I think it happened in 1907. Whether I was told this or read it I don’t remember but something tells me that I read it.
Though he wasn’t lynched, my own grandfather, as a 12 year old shoeshine boy, was told to move from in front of a local hotel because “Only white boys can shine shoes here”.
Frankly, I’m a little surprised that some of you have a hard time believing that Greeks faced what amounted to racial discrimination here in America. Do you also deny that the Irish faced discrimination at the hands of the WASPS?
That is not at all the conversation we were having. There are ugly people everywhere.
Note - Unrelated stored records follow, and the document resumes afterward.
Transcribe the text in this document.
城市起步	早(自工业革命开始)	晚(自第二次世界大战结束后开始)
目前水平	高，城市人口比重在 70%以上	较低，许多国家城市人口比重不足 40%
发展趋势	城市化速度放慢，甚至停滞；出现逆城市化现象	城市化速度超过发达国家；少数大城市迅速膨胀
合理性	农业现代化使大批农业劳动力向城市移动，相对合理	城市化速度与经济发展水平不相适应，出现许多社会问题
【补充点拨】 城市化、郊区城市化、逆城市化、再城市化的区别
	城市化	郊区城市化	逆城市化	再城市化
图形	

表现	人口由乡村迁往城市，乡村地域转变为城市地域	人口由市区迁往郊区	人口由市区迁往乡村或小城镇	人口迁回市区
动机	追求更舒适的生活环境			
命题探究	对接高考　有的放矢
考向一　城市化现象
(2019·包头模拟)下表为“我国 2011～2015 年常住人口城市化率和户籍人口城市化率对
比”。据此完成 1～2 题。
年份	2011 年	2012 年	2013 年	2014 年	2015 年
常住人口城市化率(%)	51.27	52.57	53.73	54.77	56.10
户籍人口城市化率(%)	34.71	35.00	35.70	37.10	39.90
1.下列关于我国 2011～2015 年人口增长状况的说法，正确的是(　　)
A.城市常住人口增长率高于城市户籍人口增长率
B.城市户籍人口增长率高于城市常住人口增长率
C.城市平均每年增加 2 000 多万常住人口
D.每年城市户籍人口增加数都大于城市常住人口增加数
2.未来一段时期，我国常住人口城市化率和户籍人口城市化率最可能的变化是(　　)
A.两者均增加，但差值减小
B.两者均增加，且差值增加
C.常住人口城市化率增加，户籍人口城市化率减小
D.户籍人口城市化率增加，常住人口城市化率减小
Decent folks despise people who are ugly to somebody on account of his ethnicity.
Here is what you said:
Greeks werent considered white into the 1920s. In the South it was bad, very bad, into the early 1960s. Greeks didnt find friendliness in the WASP South, AAM.
You were just flat wrong in that statement, because I was HERE, in the South, in the 60s, and my dad lived here all his life and was born in 1924. Nick Lambros was his law school classmate and lifelong friend. I can't express to you how much everybody loved Nick, he was a great big man with a great big laugh and always ready to help somebody in need. He was a good judge, too, stern but fair on the bench.
Did you bother to read the resolution in memory of Judge Lambros? A man doesn't get to be a city alderman, state representative, and re-elected repeatedly to the State Court bench in a place where Greeks "don't find friendliness." That resolution was sponsored by the then Speaker of the House and great power in the land at the time, Tom Murphy (D-Bremen). He was Speaker for almost 30 years, and he didn't have to curry favor with anybody - he sponsored that resolution because Judge Lambros was a much loved and well respected man.
I can't speak for other areas of the country, but you were flat wrong about the South based on my personal, lifelong experience and that of my father.
I'll repeat PAR's question -- is your idea that Southerners hate Greeks based on personal experience, or just something else that you think you were told or read somewhere and don't really remember the details?
I have no problem believing discrimination. Most immigrant groups faced a certain amount of it.
A lynching in Wisconsin is another story. It would be strange to lynch a Greek for “consorting with a white woman”, when there were no blacks lynched in the state for it. As I said, the last lynching in the state that I found was in 1891. Most of the state’s lynchings were related to the state’s elimination of the death penalty after exactly one execution in the state.
A small article about Orthodox church history in the state:
Another about Greeks in Wisconsin:
Article about difficulties (discrimination) faced by early immigrants to the US.
Several Greek men were lynched in Omaha, NE in 1909 & some discussion about discrimination in Chicago, IL.
Yes, I’ll deny that there was widespread discrimination against the Irish in the south. Large parts of the upper South were settled by Scots-Irish Presbyterians.
Southerners pretty much limited their discrimination to Blacks. Even the local Jewish folks were not subject to overt discrimination. (The situation involving Mr. Franks being an aberration, and the lynching having occurred only after he was duly convicted. It also has as much to do with him being a Yankee as it did with him being Jewish.) Much of the hostility that Jewish folks encountered in the South can be traced to their involvement in the civil rights movement.
So in what Southern city was your father told to not shine shoes in front of the hotel?